Question related to Polynomials: factoring x^2 + (1/x^2) - 11

[sa.azeemm]

How to factorize x^2 + (1/x^2) - 11 ?

 

[stapel]

How to factorize x^2 + (1/x^2) - 11 ?

This is not an actual quadratic (or even a polynomial), because the middle term has the variable in the denominator. But the expression is of the quadratic "type". Here's the trick:

. . . . .\(\displaystyle x^2\, -\, 11\, +\, \dfrac{1}{x^2}\)

. . . . .\(\displaystyle (x)^2\, -\, 11\, +\, \left(\dfrac{1}{x}\right)^2\)

. . . . .\(\displaystyle (x)^2\, -\, 11(x)\left(\dfrac{1}{x}\right)\, +\, \left(\dfrac{1}{x}\right)^2\)

In other words, this is kind of like when you've had quadratics with \(\displaystyle \,x\,\) and \(\displaystyle \, y\,\) in them.

Unfortunately, this doesn't factor. Had the "1" in the fractional term been a "12", you'd have been golden. Oh, well.

 

[lookagain]

If you set equal to 0:
x^2 + (1/x^2) - 11 = 0 ; then multiply by x^2:

x^4 - 11x^2 + 1 = 0 : did you know that's a quadratic?

It's not a quadratic.

It's a quartic.

 

[Ishuda]

I'm headed for the corner, repeating "quartic...."....2^4 minutes.

Wait one. If you had said it was a quadratic in x then I agree you head to the corner. But since it is a quadratic in x² you might just make it 2^2 minutes [NOT! minuets] for being (very) slightly unclear.

 

[Steven G]

How to factorize x^2 + (1/x^2) - 11 ?

I would do as Denis suggested (I never learn) but would not set the expression equal to 0 (what were you thinking! Hmm, that assumes that you think).
x^2 + (1/x^2) - 11 = (1/x^2)(x^4 -11x^2 + 1). As lookagain pointed out this 2nd factor is a quartic, however we can think of it as a quadratic if we let u=x^2.
Then the 2nd factor becomes u^2 -11u +1. Use the quadratic formula to find the roots. Say they are c and d. So u^2-11u-1 =(u-c)(u-d) which is really (x^2-c)(x^2-d). If c and/or d is positive then you can factor x^2-c and/or x^2-d.
So x^2 + (1/x^2) - 11 = (1/x^2)(x^2-c)(x^2-d) and again you may still be able to factor more.

 

[soroban]

Hello, sa.azeemm!

Factor: \(\displaystyle \: x^2 + \dfrac{1}{x^2} - 11\)

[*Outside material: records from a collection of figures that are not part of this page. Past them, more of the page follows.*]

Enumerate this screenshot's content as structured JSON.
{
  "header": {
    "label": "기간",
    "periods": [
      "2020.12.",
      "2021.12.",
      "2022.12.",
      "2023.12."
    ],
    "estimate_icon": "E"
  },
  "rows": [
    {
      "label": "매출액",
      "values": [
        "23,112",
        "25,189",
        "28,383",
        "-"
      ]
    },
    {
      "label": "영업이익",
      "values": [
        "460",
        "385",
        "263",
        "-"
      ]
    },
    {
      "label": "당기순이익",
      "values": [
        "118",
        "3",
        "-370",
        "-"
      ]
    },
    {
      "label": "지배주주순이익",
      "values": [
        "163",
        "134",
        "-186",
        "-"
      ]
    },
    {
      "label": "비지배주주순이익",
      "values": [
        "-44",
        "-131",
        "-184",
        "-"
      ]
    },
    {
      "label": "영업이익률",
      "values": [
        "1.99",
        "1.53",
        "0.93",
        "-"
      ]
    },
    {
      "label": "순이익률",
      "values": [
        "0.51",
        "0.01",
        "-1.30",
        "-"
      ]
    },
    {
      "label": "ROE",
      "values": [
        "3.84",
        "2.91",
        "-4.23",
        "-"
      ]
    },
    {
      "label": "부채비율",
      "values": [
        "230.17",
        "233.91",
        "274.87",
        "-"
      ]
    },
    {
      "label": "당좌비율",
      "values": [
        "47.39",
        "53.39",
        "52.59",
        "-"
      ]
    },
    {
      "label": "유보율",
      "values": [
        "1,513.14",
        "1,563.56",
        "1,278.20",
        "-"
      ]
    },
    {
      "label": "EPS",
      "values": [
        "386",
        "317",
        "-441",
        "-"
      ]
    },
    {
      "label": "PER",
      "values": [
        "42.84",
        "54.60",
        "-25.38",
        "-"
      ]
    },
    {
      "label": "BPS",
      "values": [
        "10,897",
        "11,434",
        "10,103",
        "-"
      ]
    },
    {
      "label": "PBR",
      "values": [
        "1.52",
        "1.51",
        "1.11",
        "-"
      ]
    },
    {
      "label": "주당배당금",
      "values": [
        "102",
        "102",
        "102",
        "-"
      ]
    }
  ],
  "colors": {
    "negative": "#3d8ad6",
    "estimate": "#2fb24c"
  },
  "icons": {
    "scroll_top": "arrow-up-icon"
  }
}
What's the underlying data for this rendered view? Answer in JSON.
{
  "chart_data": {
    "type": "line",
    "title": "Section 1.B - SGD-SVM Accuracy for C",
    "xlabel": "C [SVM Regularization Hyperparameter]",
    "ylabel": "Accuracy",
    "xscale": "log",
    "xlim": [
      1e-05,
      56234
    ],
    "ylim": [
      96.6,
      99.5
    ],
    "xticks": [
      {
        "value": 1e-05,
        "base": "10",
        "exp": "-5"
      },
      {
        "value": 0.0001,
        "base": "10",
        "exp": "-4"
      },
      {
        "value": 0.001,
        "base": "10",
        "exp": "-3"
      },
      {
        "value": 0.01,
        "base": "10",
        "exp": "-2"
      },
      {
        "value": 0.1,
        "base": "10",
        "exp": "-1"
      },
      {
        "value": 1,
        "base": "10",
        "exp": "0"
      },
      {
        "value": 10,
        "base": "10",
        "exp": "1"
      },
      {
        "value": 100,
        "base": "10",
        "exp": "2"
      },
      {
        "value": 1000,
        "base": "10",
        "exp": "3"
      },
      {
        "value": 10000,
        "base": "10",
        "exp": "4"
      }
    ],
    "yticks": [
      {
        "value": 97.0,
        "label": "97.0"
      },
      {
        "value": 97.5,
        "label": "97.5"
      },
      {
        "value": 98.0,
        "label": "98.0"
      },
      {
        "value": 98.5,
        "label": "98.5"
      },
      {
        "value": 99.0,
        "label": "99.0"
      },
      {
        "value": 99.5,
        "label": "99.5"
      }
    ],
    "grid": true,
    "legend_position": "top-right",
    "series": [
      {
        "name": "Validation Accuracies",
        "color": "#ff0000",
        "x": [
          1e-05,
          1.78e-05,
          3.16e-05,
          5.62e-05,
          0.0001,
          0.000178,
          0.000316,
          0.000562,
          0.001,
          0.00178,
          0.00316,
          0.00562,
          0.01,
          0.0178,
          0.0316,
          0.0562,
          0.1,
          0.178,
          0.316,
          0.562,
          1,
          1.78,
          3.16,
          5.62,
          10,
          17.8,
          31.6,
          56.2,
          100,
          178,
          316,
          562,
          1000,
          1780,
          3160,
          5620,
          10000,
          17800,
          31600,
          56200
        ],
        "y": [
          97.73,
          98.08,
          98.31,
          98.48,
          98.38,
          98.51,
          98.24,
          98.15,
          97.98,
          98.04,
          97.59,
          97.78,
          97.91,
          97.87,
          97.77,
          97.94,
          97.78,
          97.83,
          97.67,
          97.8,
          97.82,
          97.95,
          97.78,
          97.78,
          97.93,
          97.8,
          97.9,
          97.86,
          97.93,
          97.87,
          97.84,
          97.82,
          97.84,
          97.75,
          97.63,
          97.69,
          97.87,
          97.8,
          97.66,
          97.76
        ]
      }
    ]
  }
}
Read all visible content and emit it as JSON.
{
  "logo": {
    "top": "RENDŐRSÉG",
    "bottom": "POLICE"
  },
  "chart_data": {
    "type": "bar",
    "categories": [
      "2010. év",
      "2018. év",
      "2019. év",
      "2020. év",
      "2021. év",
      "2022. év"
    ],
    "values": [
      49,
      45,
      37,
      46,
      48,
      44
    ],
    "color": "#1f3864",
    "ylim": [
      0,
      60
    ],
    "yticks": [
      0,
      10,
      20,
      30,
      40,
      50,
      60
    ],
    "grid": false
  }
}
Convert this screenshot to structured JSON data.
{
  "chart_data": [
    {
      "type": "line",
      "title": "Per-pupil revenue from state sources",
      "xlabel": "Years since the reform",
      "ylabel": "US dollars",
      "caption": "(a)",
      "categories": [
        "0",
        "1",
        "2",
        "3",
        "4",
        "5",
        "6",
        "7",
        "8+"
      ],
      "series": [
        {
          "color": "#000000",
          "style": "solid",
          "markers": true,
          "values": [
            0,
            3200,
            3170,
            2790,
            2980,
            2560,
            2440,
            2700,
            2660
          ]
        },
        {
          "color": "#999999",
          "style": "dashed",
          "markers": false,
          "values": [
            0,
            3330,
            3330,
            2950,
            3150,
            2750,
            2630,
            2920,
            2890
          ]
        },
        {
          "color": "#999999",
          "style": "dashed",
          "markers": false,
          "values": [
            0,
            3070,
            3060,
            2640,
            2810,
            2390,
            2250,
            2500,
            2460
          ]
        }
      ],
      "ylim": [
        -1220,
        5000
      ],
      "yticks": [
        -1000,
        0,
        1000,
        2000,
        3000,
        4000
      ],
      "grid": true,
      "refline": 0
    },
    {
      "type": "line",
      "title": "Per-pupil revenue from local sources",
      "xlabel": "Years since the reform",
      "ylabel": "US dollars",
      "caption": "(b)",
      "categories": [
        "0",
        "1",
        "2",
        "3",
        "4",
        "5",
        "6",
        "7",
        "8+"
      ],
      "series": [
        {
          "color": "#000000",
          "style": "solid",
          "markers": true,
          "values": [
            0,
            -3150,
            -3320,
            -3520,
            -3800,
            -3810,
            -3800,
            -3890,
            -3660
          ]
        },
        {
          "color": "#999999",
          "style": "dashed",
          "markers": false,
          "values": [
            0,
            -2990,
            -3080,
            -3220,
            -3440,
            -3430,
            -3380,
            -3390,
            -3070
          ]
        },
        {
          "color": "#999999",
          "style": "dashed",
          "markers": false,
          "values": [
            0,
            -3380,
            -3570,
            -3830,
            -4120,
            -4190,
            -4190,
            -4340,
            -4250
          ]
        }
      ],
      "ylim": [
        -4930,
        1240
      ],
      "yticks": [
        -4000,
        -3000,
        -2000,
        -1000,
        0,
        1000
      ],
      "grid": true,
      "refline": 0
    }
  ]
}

We have: \(\displaystyle \: x^2 - 2 + \dfrac{1}{x^2} - 9\). . . . . \(\displaystyle =\; \left(x - \dfrac{1}{x}\right)^2 - 3^2 \) . . . . difference of squares. . . . . \(\displaystyle =\;\left(x - \dfrac{1}{x} - 3\right)\,\left(x - \dfrac{1}{x} +3\right)\)

 

[Mrspi]

Hello, sa.azeemm!We have: \(\displaystyle \: x^2 - 2 + \dfrac{1}{x^2} - 9\). . . . . \(\displaystyle =\; \left(x - \dfrac{1}{x}\right)^2 - 3^2 \) . . . . difference of squares. . . . . \(\displaystyle =\;\left(x - \dfrac{1}{x} - 3\right)\,\left(x - \dfrac{1}{x} +3\right)\)

That is genuinely impressive!!!!

 

[Steven G]

Hello, sa.azeemm!We have: \(\displaystyle \: x^2 - 2 + \dfrac{1}{x^2} - 9\). . . . . \(\displaystyle =\; \left(x - \dfrac{1}{x}\right)^2 - 3^2 \) . . . . difference of squares. . . . . \(\displaystyle =\;\left(x - \dfrac{1}{x} - 3\right)\,\left(x - \dfrac{1}{x} +3\right)\)

This is sweet! I am truly impressed. Who says that math is not beautiful?